P2P-Kredite Liquiditätsplan
Eine Frage der Liquidität - Für viele ein wichtiger Eckpfeiler, neben Rendite & Risiko, bei Investitionen in P2P-Kredite. Meine Gedanken dazu im heutigen Blogbeitrag:
Einordnung in das Gesamtvermögen

Bevor ich auch nur 1 Cent in P2P-Kredite investiert habe, stellte ich mir eine Art "Liquiditätsplan" auf. Hier spielte es mir natürlich in die Karten, dass ich sowieso eine Excelübersicht über alle Vermögensanlagen führe. Grundsätzlich sehe ich meine P2P-Investitionen als mittelfristige Geldanlage an, unterteile aber nochmal in Kurz- und Langläufer.
Meine laufenden Ausgaben, sowie mein "Notgroschen", sind zu 100% über Giro- und Tagesgeldkonto gedeckt. Sollte ich aus irgend einem Grund meinen Job verlieren oder andersweitig in finanzielle Schieflage geraten, so bin ich darüber einige Monate abgesichert. Weiterhin sieht meine Finanzplanung eine gewisse Abschreibung von größeren Anschaffungen (wie TV, Laptop, Möbel, Auto, ect.) vor. Ähnlich einer Firma bilde ich entsprechende monatliche Rücklagen. An dieser Stelle kommen meine mittelfristigen Geldanlagen ins Spiel - unter anderem P2P-Kredite.

Ein kleines Beispiel:
Mein Laptop geht kaputt und muss ersetzt werden -> Bezahlung über Tagesgeldkonto -> Teilweise Liquidierung der P2P-Investitionen um die Lücke wieder zu schließen.
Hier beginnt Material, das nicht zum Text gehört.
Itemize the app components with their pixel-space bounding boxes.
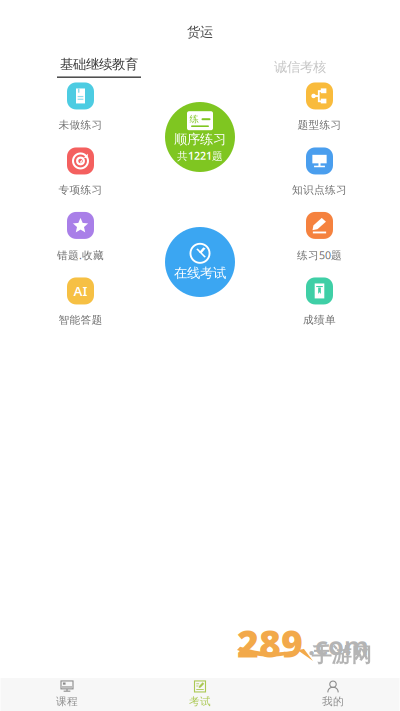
staticText: 知识点练习 [292, 183, 347, 196]
button[interactable]: 专项练习 [0, 149, 161, 195]
staticText: 在线考试 [174, 265, 226, 281]
staticText: 共1221题 [177, 149, 223, 163]
button[interactable]: AI [0, 279, 161, 325]
staticText: 课程 [56, 695, 78, 708]
button[interactable]: 考试 [134, 678, 266, 711]
staticText: 未做练习 [58, 118, 102, 132]
button[interactable]: 成绩单 [239, 279, 400, 325]
button[interactable]: 诚信考核 [240, 55, 360, 79]
staticText: 练 [190, 114, 198, 125]
staticText: 专项练习 [58, 183, 102, 196]
staticText: 成绩单 [303, 313, 336, 326]
staticText: 练习50题 [297, 248, 342, 262]
staticText: 考试 [189, 695, 211, 708]
staticText: 我的 [322, 695, 344, 708]
button[interactable]: 课程 [0, 678, 134, 711]
staticText: .com [308, 629, 369, 662]
staticText: 错题.收藏 [57, 248, 104, 262]
button[interactable]: 未做练习 [0, 84, 161, 130]
staticText: 289 [237, 618, 303, 668]
staticText: 基础继续教育 [60, 56, 138, 72]
button[interactable]: 我的 [266, 678, 400, 711]
staticText: 手游网 [312, 643, 372, 667]
button[interactable]: 练习50题 [239, 214, 400, 260]
staticText: 智能答题 [58, 313, 102, 326]
button[interactable]: 题型练习 [239, 84, 400, 130]
button[interactable]: 练 [161, 98, 239, 176]
staticText: 货运 [187, 24, 213, 40]
staticText: AI [74, 282, 88, 300]
button[interactable]: 错题.收藏 [0, 214, 161, 260]
staticText: 题型练习 [298, 118, 342, 132]
button[interactable]: 基础继续教育 [39, 55, 159, 79]
button[interactable]: 在线考试 [161, 223, 239, 301]
button[interactable]: 知识点练习 [239, 149, 400, 195]
staticText: 诚信考核 [274, 59, 326, 75]
staticText: 顺序练习 [174, 131, 226, 148]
Unterteilung des P2P-Portfolios

Hierzu habe ich mir wiederum mein P2P-Portfolio selbst nochmal unterteilt. Rund 2/3 meiner Investitionssumme steckt aktuell in Krediten mit einer Restlaufzeit von unter 3 Monaten. Dafür eignen sich hervorragend die Payday-Loans, beispielsweise auf Swaper, ViaInvest, Robocash oder Twino. Dank der kurzen Laufzeit und der 30-Tage Buyback-Garantie bin ich bei Bedarf schnell liquide. Etwas anders sieht es bei meinen Investitionen bei Bondora, FinBee und Mintos aus. Hier investiere ich in Kredite mit längeren Laufzeiten. Wächst meine Gesamtinvestition weiter, so verschiebt sich auch der Anteil hin zu den längerfristigen Krediten - Muss ich irgendwann kurzfristige Gelder einmal abzweigen, so werde ich Rückflüsse wiederum umschichten.
Zweitmarkt verschafft Liquidität

Bietet eine P2P-Plattform einen Zweitmarkt an, so kann man sich auch über diesen Liquidität verschaffen. Allerdings sollte man beachten, das teilweise Gebühren fällig werden oder man Kredite zum Teil nur mit Abschlägen verkaufen kann. Wie schnell man Kreditanteile weiterverkaufen kann, hängt weiterhin vom allgemeinen Angebot ab. Ein gutes Beispiel dafür ist momentan Twino. Bisher hat man dort alles innerhalb von wenigen Stunden verkaufen können. In den letzten 2 Wochen herrschte ein Überhang am Primärmarkt und so bekam man einige Kredite nur sehr schwer wieder los.
Mit dieser Vorgehensweise erhalte ich mir meine eigene Liquidität und kann gleichzeitig Zinsen erwirtschaften, ohne in die Gefahr zu geraten, mir morgen nichts mehr zu Essen leisten zu können. Auch wenn das alles vielleicht etwas zu "Nerd like" klingt, vielleicht hilft es dir ja bei deinen Investitionen. :-)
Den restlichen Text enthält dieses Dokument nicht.